BetterBlock032

Glass House Collective is a Chattanooga-based non-profit founded to bring life back to Glass Street and Glass Street back to life. GHC gathers talent from in and around the community to develop creative projects of all kinds with the ultimate goal of revitalizing the historic Glass Street commercial corridor.

ArtPlace spoke with Director Katherine Currin about Glass House Collective post-ArtPlace funding.

ARTPLACE: How will the work you’ve begun be sustained after your ArtPlace grant?

CURRIN: We believe empowerment is the key to lasting change, which is why we emphasize and encourage participation from the creatives and entrepreneurs who live right here on Glass Street – and we’re thrilled with their responsiveness. Our ArtPlace grant allowed us to provide tools and resources, but it’s the community members who have led the charge and will sustain our work. They believe firmly in our mission, they have immersed themselves in the process, and they share a vested interest in the neighborhood’s future success.

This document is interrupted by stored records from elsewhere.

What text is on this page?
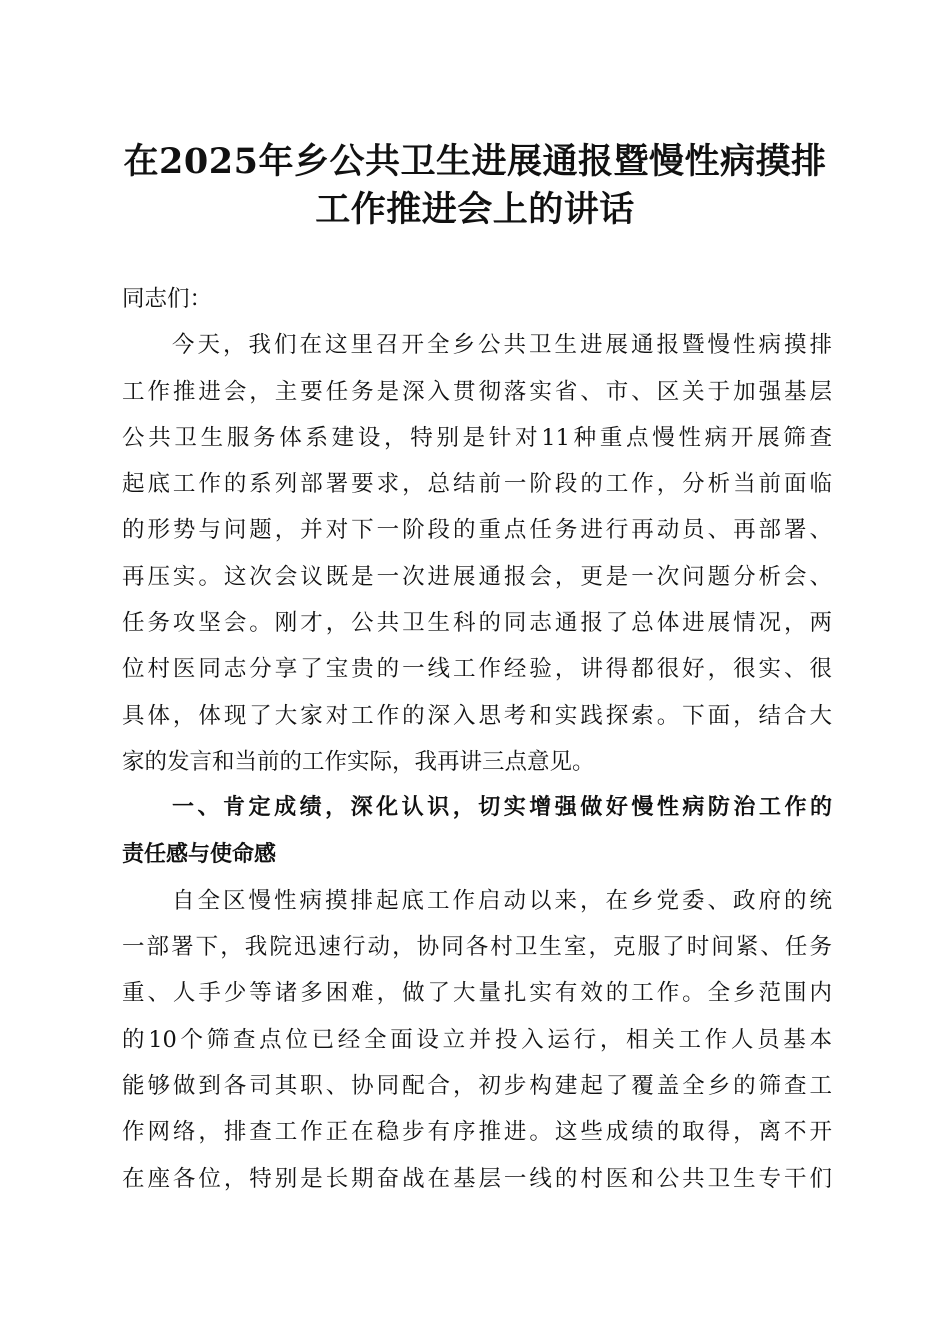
在2025年乡公共卫生进展通报暨慢性病摸排
工作推进会上的讲话
同志们：
今天，我们在这里召开全乡公共卫生进展通报暨慢性病摸排
工作推进会，主要任务是深入贯彻落实省、市、区关于加强基层
公共卫生服务体系建设，特别是针对11种重点慢性病开展筛查
起底工作的系列部署要求，总结前一阶段的工作，分析当前面临
的形势与问题，并对下一阶段的重点任务进行再动员、再部署、
再压实。这次会议既是一次进展通报会，更是一次问题分析会、
任务攻坚会。刚才，公共卫生科的同志通报了总体进展情况，两
位村医同志分享了宝贵的一线工作经验，讲得都很好，很实、很
具体，体现了大家对工作的深入思考和实践探索。下面，结合大
家的发言和当前的工作实际，我再讲三点意见。
一、肯定成绩，深化认识，切实增强做好慢性病防治工作的
责任感与使命感
自全区慢性病摸排起底工作启动以来，在乡党委、政府的统
一部署下，我院迅速行动，协同各村卫生室，克服了时间紧、任务
重、人手少等诸多困难，做了大量扎实有效的工作。全乡范围内
的10个筛查点位已经全面设立并投入运行，相关工作人员基本
能够做到各司其职、协同配合，初步构建起了覆盖全乡的筛查工
作网络，排查工作正在稳步有序推进。这些成绩的取得，离不开
在座各位，特别是长期奋战在基层一线的村医和公共卫生专干们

Our Better Block event on Feb. 23 is a great example of how these folks are taking initiative, effecting change from the inside-out. Residents Gail McKeel and Daniel Crlencic joined forces to create Glass Flea, a pop-up shop for Better Block. They cleared and cleaned a vacant building, painted and installed storefront signage, and sent out a call to neighbors for ‘things-no-longer-loved.’ In a week, Glass Flea was filled with furniture, clothes, books and a variety of household trinkets. The community hoped this would be more than a ‘flash in the pan,’ and Gail and Daniel answered this call to action. Now, Glass Flea is open on Saturdays from 10 a.m. to 5 p.m.

ARTPLACE: Have new options for sustainability emerged during the grant period?

CURRIN: Our list of funding and programmatic partners has doubled since the beginning of the grant period. Now more than ever, local and national organizations are acknowledging the role that creativity plays in residential and commercial revitalization. As a result, they’re demonstrating new enthusiasm for communities like East Chattanooga and organizations like Glass House Collective.

ARTPLACE: What are your plans for Glass Street following the grant period?

CURRIN: We’ll continue curating temporary art experiences that are as innovative as they are enriching for the community. Rooted in the history and landscape of Glass Street, these performances and pop-up pieces animate the district in unprecedented ways.

Our headquarters will continue to serve as a brick-and-mortar center for community connectivity. As we host neighborhood meetings, creative events and partner programs, including the Launch Business Planning Course and the Owl Hill Artist Recording Sessions, we’re uncovering dynamic and extraordinary talent within this district.

Throughout this process, we know the community will evolve and change – and so too will its needs. We’re prepared to adapt the focus of these projects to ensure our work continues to be effective.

ARTPLACE: How has the grant period furthered the overall mission of Glass House Collective?

CURRIN: During this grant period, we have collaborated with artists and other partners across the city to introduce new benches, bike racks, bus shelters, street lights, trees, park space, murals, a community plaza and improved façades. As a result, Glass Street is becoming more aesthetically pleasing – but it goes beyond that. It’s making the corridor more attractive to neighborhood-level industries. That means new business for Glass Street, and ultimately, a stronger economy for the neighborhood.

Our work during the grant period has affirmed our belief that creativity properly fostered leads to a more sustainable form of economic development. Glass House Collective will continue to provide grants and commissions to individual artists to bring life back to Glass Street and Glass Street back to life, ultimately adding to the vibrancy of our city as a whole.